In Moscow the Taliban did appear to offer some answer to women’s concerns, promising that Islam guaranteed women’s rights to education and work. But they also attacked women’s rights activists for spreading “immorality” and “indecency”.
These mixed messages have fuelled worries that the insurgents might make empty pledges on women’s rights to smooth the departure of western troops, and revert to past practices when the threat of US enforcement fades.

Campaigners pointed out the jarring gap between public pledges of rights and the reality of daily life in parts of Afghanistan the insurgents already control.

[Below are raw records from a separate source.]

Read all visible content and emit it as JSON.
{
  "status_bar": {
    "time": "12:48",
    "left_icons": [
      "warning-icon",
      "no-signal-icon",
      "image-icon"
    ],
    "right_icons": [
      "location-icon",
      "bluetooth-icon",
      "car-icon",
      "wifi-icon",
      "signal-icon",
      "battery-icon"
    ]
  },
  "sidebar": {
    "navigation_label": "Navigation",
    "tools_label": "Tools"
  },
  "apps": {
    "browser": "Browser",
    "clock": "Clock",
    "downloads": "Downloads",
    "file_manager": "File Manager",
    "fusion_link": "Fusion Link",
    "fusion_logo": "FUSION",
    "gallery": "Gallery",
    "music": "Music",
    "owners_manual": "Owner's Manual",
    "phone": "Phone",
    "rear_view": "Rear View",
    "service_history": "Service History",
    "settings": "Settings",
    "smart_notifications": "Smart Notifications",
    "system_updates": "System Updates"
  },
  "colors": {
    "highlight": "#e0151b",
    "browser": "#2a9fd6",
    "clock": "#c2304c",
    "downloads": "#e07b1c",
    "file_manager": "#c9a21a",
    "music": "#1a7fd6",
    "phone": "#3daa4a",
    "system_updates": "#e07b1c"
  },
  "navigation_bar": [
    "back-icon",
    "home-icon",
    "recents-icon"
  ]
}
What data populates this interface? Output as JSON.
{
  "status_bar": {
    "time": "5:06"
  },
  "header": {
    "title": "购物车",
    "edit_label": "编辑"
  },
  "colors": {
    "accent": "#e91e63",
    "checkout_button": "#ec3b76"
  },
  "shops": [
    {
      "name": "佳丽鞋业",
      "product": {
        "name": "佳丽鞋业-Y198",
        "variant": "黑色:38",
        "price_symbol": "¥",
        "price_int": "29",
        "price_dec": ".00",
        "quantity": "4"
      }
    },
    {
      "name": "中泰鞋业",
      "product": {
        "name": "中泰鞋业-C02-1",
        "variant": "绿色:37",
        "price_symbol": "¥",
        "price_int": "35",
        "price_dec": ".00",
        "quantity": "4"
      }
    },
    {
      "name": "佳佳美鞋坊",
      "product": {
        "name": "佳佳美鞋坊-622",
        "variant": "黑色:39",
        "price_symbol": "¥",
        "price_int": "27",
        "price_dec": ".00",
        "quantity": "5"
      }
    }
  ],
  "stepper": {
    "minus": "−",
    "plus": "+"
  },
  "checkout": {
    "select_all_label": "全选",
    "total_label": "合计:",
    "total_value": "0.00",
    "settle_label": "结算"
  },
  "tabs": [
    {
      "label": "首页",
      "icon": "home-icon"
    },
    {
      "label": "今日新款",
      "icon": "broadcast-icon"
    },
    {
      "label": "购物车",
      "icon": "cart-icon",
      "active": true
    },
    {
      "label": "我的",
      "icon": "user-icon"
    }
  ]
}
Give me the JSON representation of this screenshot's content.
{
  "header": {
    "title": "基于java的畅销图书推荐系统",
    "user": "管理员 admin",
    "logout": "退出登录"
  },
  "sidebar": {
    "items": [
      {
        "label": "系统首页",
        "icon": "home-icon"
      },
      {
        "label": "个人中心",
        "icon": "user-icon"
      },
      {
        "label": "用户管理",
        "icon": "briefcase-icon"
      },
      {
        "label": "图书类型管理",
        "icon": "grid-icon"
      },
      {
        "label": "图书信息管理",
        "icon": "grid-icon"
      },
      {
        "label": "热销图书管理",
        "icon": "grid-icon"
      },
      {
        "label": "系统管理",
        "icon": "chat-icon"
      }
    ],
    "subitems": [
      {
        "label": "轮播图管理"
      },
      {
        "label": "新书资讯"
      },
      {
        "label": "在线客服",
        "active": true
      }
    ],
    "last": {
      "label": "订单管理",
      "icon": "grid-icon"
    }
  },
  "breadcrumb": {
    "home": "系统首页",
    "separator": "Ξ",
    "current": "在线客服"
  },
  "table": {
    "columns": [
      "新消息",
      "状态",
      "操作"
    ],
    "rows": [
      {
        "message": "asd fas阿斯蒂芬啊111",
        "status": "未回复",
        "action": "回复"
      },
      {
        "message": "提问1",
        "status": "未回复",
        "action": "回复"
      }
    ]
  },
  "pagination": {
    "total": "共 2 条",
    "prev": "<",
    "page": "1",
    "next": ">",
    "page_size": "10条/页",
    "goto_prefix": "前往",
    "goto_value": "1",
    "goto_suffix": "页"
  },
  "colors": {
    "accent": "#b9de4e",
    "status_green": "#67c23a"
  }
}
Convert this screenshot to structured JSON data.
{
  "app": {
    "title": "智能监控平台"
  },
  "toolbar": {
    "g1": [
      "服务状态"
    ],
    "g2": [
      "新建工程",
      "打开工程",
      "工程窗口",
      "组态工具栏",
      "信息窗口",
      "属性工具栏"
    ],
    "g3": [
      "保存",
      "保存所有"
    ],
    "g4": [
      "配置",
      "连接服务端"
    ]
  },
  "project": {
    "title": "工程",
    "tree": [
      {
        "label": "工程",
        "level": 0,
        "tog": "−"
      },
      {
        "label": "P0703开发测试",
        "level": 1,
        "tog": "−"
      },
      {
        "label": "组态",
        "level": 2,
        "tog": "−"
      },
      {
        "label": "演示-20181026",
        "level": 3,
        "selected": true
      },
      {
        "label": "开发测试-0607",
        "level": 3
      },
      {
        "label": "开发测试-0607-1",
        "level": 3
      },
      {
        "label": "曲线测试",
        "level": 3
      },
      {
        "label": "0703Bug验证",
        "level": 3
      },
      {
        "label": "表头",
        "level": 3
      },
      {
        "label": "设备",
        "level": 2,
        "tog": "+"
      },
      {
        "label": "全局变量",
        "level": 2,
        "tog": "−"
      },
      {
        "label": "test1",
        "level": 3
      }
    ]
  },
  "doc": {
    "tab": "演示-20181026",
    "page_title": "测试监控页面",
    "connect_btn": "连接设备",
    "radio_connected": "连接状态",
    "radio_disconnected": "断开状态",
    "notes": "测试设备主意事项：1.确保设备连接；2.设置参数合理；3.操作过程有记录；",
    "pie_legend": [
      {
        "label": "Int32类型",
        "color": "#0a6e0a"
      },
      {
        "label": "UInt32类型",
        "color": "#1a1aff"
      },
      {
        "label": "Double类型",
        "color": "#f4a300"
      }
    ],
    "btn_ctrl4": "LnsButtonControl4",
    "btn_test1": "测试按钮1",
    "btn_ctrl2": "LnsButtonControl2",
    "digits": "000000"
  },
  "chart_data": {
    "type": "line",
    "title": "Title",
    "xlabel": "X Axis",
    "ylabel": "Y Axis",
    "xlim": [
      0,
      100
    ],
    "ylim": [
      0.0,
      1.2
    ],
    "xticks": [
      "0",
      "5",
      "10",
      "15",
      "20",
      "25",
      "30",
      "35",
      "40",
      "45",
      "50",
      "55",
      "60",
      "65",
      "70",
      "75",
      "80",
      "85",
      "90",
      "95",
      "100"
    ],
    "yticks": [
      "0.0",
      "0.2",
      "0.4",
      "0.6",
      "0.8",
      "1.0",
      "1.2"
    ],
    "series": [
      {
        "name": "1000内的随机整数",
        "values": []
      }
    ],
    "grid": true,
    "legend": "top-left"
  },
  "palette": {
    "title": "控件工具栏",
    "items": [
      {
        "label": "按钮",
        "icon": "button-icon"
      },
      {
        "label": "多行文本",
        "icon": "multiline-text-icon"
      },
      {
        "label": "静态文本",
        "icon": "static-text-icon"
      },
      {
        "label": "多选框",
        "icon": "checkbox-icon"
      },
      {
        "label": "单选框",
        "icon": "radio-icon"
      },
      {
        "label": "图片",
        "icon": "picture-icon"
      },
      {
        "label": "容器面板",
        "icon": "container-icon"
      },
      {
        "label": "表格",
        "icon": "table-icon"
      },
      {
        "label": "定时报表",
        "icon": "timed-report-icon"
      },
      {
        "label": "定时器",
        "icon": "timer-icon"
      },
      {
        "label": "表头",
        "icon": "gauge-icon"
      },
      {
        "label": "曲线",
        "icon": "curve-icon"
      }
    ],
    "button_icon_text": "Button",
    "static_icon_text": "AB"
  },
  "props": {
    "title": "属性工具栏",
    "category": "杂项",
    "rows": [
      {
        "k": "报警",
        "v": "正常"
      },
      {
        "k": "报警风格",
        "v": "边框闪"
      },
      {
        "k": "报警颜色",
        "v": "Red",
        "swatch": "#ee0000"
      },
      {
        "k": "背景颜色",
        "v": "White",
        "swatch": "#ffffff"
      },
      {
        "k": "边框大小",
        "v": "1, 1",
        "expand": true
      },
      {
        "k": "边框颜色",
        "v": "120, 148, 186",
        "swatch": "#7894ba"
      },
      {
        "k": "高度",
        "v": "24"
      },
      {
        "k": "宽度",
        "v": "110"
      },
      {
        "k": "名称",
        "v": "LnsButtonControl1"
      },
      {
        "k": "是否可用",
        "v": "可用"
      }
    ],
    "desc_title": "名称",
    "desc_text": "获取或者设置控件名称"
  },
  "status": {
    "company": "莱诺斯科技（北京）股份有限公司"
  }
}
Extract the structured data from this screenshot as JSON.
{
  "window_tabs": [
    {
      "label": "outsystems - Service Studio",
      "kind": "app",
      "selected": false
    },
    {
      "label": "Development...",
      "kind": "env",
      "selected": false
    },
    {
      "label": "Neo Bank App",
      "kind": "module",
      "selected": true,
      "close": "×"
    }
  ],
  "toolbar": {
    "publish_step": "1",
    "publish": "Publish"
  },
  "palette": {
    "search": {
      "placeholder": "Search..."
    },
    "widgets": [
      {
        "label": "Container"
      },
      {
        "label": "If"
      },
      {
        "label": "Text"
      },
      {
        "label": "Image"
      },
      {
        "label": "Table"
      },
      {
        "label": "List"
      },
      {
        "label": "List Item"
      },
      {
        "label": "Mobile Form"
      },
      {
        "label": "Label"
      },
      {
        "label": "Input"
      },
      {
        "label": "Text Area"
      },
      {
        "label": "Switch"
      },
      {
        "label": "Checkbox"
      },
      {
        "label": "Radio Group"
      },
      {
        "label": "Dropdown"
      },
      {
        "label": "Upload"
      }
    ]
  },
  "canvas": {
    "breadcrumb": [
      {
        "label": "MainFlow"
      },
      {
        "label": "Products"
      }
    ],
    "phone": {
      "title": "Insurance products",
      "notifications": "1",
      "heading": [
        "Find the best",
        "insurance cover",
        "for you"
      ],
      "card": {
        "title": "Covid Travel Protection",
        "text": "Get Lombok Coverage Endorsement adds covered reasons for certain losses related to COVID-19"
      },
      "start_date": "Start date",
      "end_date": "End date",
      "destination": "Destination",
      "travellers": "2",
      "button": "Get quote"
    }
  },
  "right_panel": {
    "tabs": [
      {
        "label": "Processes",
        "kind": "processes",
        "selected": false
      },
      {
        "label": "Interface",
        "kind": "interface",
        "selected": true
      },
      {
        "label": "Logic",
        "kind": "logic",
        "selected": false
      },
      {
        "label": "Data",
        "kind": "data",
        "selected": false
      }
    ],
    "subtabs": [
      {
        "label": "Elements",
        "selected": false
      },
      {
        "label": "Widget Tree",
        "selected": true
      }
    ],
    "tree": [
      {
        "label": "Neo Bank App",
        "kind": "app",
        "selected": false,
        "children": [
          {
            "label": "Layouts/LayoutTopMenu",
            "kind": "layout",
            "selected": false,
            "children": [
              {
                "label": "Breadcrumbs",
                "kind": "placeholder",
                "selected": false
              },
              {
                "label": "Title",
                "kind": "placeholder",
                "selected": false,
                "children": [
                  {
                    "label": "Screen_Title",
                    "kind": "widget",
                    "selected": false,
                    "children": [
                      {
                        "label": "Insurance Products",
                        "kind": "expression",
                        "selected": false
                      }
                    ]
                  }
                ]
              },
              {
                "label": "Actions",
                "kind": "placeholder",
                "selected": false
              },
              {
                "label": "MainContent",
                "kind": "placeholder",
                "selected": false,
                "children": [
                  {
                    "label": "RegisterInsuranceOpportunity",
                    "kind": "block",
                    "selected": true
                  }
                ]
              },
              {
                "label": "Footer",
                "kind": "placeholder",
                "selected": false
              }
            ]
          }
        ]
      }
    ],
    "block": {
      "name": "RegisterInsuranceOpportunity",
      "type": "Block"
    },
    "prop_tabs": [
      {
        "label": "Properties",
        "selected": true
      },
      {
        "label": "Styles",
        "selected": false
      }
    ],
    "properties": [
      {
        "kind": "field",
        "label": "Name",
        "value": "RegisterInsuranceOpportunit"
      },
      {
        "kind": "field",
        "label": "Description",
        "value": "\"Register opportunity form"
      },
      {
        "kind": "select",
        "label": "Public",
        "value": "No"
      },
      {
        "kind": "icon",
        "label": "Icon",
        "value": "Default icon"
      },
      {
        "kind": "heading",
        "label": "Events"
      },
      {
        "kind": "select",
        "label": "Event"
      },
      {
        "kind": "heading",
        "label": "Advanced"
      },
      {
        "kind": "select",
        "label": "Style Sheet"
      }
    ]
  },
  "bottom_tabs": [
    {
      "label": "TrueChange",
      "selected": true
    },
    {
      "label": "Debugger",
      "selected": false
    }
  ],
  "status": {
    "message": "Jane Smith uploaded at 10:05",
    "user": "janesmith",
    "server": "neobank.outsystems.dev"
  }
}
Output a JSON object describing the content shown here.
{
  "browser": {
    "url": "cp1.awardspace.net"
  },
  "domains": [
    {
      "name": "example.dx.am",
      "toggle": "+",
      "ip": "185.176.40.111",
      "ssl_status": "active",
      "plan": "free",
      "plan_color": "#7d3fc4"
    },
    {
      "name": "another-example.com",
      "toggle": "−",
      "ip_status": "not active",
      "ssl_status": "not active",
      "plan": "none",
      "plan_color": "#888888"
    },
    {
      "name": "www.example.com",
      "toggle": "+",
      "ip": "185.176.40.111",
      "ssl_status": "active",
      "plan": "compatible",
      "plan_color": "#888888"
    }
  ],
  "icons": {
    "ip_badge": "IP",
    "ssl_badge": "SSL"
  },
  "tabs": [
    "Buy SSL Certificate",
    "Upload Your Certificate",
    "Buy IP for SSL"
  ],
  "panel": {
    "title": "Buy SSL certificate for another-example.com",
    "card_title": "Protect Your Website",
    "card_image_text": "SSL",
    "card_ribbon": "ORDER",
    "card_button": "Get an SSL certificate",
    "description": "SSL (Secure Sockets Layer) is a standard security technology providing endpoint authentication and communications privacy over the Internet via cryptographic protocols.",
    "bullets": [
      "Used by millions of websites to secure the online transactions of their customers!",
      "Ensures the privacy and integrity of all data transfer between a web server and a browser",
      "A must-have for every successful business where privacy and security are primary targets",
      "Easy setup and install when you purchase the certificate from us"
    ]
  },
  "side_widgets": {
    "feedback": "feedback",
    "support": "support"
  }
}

These are mostly remote, rural districts, with a conservative population, because although the Taliban threaten more than half the country they have not been able to consolidate control over key population centres.
“There were many reports of beating and public trial of women by the Taliban in recent years,” said Sodaba Ehrari, 29, editor-in-chief of Afghanistan Women News Agency (AWNA).
“So if we imagine Taliban as a part of any government here, I am not even sure if they consider us full members of the community. I am really concerned that restrictions on women in the 1990s would be brought back.”
There are few women who oppose attempting to reach a peace deal. But there are few who aren’t concerned that women won’t have a seat at the table. Without representation at talks, without women being able to follow negotiations in detail, they fear it will be much easier for men to trade way hard-won rights.
No one expects to see women in the Taliban delegation, and so campaigners are focusing their efforts on pressuring the international community and prominent members of the Afghan elite.
Ahead of the talks in Moscow, the Afghan Women’s Network called on the men organising the talks to “bring women to the table”; women shared photos and messages on social media with the hashtag #AfghanWomenWillNotGoBack.
“Today, the male Afghan political actors and their international counterparts are talking about negotiating peace in the country. We, women of Afghanistan, are very concerned about this process,” the campaign network said.
And for all Afghanistan’s many problems, which include high maternal mortality, endemic violence against women and low literacy, there is still a lot of progress to celebrate and protect.
Over the past decade, millions of girls have been educated, female doctors and teachers work across the country, women have started businesses and supported their families and 25% of the country’s politicians are women. Very few of them oppose peace talks; they just want to be part of them.
“Like most Afghans, I am optimistic too, waiting and checking news to hear something about peace. It’s time to rebuild our country,” said Laila Omar, a civil servant. “Women cannot breathe properly under the shadow of war.”